Exercise and Electrolyte Loss
For general daily hydration, distilled water works. During intense or prolonged exercise, the picture changes. When you sweat heavily, you lose sodium and other electrolytes. Replacing that lost fluid with plain water (distilled or otherwise) without also replacing electrolytes can dilute the sodium in your blood. In rare but serious cases, this leads to a condition called exercise-associated hyponatremia, where blood sodium drops below safe levels and cells begin to swell. It’s a medical emergency that can be fatal if it progresses to brain swelling.
For workouts under an hour, water alone is generally fine. Beyond that, especially in heat or during endurance events, adding electrolytes matters. This applies to all plain water, not just distilled, but it’s worth emphasizing because people who choose distilled water sometimes do so out of a desire for maximum purity and may be less inclined to add anything to it.
What Distilled Water Does Well
Distillation is one of the most thorough purification methods available.
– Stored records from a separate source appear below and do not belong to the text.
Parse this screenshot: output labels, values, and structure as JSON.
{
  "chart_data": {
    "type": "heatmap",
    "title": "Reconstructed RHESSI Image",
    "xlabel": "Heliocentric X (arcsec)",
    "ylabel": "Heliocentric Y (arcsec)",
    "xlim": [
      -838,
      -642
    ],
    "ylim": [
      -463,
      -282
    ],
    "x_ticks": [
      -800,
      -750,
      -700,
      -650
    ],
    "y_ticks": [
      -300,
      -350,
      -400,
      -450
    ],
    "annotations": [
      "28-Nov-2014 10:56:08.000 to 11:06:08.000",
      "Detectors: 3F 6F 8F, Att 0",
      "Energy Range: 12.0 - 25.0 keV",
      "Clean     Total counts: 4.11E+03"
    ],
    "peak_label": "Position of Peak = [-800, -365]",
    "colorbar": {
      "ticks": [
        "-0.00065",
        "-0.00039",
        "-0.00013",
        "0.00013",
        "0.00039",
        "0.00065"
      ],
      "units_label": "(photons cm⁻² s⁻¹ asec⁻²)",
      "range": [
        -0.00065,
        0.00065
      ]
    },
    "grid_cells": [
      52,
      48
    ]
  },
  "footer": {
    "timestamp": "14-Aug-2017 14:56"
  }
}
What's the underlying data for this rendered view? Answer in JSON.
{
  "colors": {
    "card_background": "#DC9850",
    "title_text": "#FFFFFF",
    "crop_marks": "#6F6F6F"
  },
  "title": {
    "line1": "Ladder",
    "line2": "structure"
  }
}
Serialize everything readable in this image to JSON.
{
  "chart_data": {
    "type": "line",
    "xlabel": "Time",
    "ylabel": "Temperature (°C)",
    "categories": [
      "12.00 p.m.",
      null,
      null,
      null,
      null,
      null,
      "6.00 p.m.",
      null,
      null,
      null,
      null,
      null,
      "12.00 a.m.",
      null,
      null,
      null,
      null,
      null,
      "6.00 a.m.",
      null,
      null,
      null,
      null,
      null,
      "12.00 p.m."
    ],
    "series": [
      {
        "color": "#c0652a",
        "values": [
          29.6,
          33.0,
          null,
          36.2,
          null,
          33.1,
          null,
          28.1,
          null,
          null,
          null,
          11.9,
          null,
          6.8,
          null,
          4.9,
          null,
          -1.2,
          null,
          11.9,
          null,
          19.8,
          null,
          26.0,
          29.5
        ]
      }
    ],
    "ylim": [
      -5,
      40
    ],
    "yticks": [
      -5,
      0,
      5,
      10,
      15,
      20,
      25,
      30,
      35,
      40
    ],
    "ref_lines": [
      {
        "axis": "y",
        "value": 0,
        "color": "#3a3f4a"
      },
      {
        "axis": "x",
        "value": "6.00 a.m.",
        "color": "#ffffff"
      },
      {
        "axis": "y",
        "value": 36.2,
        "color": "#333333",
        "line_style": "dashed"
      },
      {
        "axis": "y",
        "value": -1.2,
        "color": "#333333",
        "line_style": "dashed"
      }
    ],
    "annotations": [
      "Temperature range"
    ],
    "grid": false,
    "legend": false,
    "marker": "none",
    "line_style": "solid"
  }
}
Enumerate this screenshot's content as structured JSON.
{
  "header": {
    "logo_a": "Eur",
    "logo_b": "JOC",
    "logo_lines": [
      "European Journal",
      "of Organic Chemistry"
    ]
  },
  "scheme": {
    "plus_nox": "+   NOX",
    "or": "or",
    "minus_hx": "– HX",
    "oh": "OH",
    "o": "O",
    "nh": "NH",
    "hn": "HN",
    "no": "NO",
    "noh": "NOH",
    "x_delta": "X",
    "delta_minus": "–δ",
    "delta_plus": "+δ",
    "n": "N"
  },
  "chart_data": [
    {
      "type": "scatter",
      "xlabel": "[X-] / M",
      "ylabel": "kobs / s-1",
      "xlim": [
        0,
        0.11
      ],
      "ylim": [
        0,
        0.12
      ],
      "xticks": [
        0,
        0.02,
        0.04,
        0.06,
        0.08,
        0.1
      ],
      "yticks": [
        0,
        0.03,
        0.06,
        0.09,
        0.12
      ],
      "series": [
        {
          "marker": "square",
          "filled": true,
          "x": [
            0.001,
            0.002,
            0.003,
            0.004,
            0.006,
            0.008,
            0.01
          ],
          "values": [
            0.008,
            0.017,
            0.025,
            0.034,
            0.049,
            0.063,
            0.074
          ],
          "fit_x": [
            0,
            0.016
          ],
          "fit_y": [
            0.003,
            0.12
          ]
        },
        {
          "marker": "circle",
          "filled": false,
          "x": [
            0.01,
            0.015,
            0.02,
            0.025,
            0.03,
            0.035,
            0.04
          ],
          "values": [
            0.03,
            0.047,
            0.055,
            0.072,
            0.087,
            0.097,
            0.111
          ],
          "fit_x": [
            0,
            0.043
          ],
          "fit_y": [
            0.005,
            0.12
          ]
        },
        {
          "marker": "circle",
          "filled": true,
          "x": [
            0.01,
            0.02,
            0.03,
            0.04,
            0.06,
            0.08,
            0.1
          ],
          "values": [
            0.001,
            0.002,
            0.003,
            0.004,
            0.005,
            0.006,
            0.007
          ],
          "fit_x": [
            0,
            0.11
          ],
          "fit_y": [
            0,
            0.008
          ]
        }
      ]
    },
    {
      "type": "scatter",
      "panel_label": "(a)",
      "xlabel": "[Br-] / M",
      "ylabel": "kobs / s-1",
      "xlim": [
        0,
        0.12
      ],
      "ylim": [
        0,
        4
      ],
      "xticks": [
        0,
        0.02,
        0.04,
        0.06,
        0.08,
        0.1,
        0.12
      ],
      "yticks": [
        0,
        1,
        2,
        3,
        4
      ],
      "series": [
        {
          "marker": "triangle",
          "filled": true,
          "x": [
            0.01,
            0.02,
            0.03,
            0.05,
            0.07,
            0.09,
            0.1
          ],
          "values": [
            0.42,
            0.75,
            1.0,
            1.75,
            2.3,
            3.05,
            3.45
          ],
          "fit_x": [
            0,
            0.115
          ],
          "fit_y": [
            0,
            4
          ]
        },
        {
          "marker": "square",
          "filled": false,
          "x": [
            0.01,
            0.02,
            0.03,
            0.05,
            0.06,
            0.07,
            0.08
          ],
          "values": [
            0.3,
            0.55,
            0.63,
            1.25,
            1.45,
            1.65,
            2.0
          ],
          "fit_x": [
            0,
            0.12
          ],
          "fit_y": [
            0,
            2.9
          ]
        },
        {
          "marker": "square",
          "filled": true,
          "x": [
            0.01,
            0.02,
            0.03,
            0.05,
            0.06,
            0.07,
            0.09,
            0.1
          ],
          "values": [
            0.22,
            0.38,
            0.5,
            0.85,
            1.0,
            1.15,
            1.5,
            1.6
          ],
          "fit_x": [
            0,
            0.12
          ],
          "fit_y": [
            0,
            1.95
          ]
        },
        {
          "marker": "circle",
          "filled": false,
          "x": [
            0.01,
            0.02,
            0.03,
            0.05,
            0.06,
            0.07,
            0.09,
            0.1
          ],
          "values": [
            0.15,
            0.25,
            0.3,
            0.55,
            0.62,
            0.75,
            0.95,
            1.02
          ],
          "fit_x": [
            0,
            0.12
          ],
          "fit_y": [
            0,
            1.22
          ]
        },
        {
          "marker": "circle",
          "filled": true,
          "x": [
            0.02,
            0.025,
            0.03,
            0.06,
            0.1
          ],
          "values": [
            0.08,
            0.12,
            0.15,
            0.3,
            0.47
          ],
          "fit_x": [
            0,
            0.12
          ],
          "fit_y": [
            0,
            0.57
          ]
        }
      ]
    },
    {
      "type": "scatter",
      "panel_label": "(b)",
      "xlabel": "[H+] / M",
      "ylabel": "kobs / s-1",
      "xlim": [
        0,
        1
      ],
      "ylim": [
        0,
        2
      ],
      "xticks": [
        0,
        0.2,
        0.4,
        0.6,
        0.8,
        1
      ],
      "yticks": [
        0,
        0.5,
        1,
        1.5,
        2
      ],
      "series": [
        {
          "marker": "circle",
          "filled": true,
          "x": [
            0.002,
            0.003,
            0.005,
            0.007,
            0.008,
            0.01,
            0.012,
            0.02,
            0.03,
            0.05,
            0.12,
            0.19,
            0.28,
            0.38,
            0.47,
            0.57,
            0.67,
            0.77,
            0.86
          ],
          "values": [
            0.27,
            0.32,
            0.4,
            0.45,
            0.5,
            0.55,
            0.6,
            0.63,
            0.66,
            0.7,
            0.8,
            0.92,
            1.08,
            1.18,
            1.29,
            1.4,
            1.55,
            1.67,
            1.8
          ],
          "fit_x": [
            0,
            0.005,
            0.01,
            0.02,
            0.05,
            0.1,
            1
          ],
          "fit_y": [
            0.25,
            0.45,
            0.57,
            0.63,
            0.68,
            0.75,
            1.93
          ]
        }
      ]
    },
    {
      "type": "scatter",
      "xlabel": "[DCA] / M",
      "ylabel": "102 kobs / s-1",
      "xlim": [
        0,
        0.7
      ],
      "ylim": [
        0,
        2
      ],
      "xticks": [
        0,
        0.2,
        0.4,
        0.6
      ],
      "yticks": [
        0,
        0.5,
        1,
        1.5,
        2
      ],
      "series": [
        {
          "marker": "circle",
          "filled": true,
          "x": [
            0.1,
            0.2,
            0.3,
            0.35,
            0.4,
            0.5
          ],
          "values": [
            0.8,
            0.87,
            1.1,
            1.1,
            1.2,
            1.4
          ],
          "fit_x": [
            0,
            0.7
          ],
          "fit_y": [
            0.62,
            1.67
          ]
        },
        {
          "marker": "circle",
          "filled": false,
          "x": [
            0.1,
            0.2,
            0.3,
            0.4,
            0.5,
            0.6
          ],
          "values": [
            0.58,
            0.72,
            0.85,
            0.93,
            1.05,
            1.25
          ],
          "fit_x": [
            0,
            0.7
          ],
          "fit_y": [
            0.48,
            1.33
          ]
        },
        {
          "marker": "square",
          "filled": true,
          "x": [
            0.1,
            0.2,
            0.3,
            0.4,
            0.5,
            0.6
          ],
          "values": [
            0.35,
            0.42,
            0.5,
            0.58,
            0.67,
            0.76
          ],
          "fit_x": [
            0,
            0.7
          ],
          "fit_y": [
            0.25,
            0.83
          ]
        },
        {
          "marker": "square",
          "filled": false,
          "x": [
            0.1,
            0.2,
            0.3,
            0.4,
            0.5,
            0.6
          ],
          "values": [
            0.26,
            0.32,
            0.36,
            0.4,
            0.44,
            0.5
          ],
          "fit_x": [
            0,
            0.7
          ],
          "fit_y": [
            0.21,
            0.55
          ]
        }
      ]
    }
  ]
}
It effectively removes heavy metals, dissolved solids, bacteria, viruses, nitrates, sodium, fluoride, sulfate, and certain organic chemicals. For people on private wells with contamination concerns, or in areas with poor municipal water quality, distilled water can be a safer choice than what comes out of the tap.
One tradeoff to be aware of: distilled water contains almost no fluoride, typically between 0.01 and 0.08 parts per million. Fluoridated tap water, by comparison, is generally adjusted to around 0.7 ppm. Fluoride strengthens tooth enamel and helps prevent cavities by promoting remineralization. If distilled water is your primary drinking water, you’re not getting that benefit, which is especially relevant for children whose teeth are still developing. Using fluoridated toothpaste can partially compensate, but it’s something to keep in mind.
Making It Work as Your Daily Water
If you prefer distilled water for its purity, you can absolutely stay well hydrated with it. A few adjustments help close the gap with mineral water. Drinking slightly more volume throughout the day compensates for the faster excretion rate. Eating mineral-rich foods like leafy greens, nuts, dairy, and legumes covers the small nutritional gap. Adding a pinch of salt or a squeeze of lemon can improve both the taste and the electrolyte content. And if you’re exercising hard for more than an hour, pairing your water with an electrolyte source is important regardless of what type of water you drink.
Distilled water isn’t dangerous, and it isn’t inferior in any dramatic way. It’s water. Your body knows what to do with it. The differences are at the margins, and they’re easy to account for once you know they exist.